Evidence and Experience in Management, Medicine, and more
20 August 2015Let’s start and end with some evidence and experience about “more”—first about bicycling and last about global warming—with that about management and medicine in between.
On the right side of the handlebar of your bicycle, you see a little number—let’s say 4—which tells you what gear the back wheel is in. This is evidence. Experience is what you live while cycling in that gear—perhaps that the pedals are going around too quickly for the flat terrain you are on. Evidence is what we’re told; experience is what we feel.

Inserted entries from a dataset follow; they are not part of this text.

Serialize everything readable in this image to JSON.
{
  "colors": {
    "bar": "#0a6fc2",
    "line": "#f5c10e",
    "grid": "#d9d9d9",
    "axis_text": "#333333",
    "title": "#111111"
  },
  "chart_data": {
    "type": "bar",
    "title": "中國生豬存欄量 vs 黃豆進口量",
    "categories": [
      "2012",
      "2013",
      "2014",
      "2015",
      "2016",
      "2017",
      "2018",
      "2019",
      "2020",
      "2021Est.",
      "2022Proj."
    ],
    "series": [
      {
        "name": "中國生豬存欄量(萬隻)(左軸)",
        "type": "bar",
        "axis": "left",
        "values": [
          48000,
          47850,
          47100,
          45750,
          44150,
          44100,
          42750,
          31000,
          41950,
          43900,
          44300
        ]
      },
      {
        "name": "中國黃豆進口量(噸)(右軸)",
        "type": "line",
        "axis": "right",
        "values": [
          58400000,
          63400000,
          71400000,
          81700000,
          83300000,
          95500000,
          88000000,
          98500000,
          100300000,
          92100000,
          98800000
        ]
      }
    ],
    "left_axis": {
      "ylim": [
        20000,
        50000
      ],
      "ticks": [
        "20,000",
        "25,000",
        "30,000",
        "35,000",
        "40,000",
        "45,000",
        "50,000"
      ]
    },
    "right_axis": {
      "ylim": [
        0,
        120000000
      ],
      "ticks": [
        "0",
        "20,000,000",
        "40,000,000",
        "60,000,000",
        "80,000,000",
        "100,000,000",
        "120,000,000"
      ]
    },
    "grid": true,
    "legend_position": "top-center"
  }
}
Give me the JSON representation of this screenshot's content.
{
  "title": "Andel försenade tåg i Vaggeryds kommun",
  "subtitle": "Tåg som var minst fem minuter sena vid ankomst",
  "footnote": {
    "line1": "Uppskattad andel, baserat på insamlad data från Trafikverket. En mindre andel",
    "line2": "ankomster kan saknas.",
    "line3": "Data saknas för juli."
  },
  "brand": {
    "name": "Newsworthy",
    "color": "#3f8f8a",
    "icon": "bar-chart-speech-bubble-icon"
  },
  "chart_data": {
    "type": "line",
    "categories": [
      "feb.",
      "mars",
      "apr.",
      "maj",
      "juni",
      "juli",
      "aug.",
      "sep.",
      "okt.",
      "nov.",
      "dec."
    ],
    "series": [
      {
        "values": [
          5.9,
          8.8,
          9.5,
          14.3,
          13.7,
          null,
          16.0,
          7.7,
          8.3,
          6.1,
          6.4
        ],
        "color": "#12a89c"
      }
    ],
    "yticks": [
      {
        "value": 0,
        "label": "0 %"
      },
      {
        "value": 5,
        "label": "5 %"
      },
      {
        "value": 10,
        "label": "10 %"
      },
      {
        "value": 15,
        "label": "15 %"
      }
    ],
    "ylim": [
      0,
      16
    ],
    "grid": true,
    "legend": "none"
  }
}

A couple of weeks ago, in our health care management program, we asked the participants, mostly physicians, to plot their work on a diagram from evidence to experience. Despite all the hype about “evidence-based medicine”, they put themselves across the whole spectrum, with few at the extremes. Out of the subsequent discussion came a consensus that in medicine as well as management, some kind of balance is needed between the use of evidence and experience. (One physician in an earlier cohort proposed that the term above should be “evidence-guided medicine.”)
Medical training achieves this by combining evidence-based lecturing in the classroom with experience acquired during clinical rotations and internships. But conventional management education—really business education, in the MBA and EMBA—is not balanced. It tilts heavily to the use of evidence, and away from experience. When the students are given a lecture in finance, or are taught some technique in strategy, the focus is on theory, research, and data, not on lived experience.
And don’t think case studies are any different. The experience in question is three-times removed from the students: it happened in some company, was later described by some case writer, and has finally been orchestrated by a professor before it gets to the students, many of whom lack significant experience of their own.
Thus do business schools graduate people who are more comfortable analyzing evidence than learning from experience. No wonder so many of them gravitate to jobs in finance, marketing, and consulting, instead of sales, production, and initially managing itself.
It needn’t be this way. Truly management education becomes significantly impactful when it draws on the lived experience of practicing managers. That is why we have a 50:50 rule in our classrooms (mcgill.ca/imhl for health care and impm.org for business managers): our mid-career participants, who sit at small round tables, spend half the class time discussing their concerns, sharing their experiences, and generally learning from each other. The other half is for us, as faculty, to maintain the balance by introducing broader evidence in our lectures and exercises. It thus becomes natural for the participants to carry this blend of experience with evidence back into their organizations. (See the earlier TWOGs under “Developing Managers.”)
But what do the graduates of conventional business school education carry into their workplaces, especially the ones who do eventually get into significant positions of management? Too many manage as they were taught, by favoring evidence over experience. They disconnect: managing by the numbers, relying on techniques, and overemphasizing leadership at the expense of communityship. (See also the earlier TWOGs under “Simply Managing” and “Simply Measuring.”)
Such imbalanced managing has been dragging many of our organizations down. Or else, when detached strategizing emanating from the executive suite fails, their inclination in many large organizations these days is to favour political strategies. They merge to reduce competition, lobby to get from governments what their strategies cannot get from markets, trash their brands to exploit their companies’ established reputations, and so on. And this has been having destructive effects on our societies, and on the state of this planet. (See the earlier TWOGs under “Rebalancing Society.”)
This brings us to global warming, for which the evidence is now overwhelming. So why are we doing so little about it? One reason is that many powerful institutions are benefiting from it: better to maintain the bonuses of energy company executives than to save the planet.
But a more significant reason may lie in our own behaviors. While we hear plenty about global warming, most of us have hardly lived its consequences. Like those disconnected managers, we know the evidence but lack the experience. So we carry on as usual. (“Somebody ought to be doing something about this.”) After all, really “getting it” is a nuisance, actually doing something about it is an inconvenience. On television we see the devastating effects of typhoons and tornados, fires and floods, without feeling these effects firsthand.
Shall we wait until we all do?
© Henry Mintzberg 2015. I presented some of these thoughts at the Academy of Management Conference in Vancouver last week.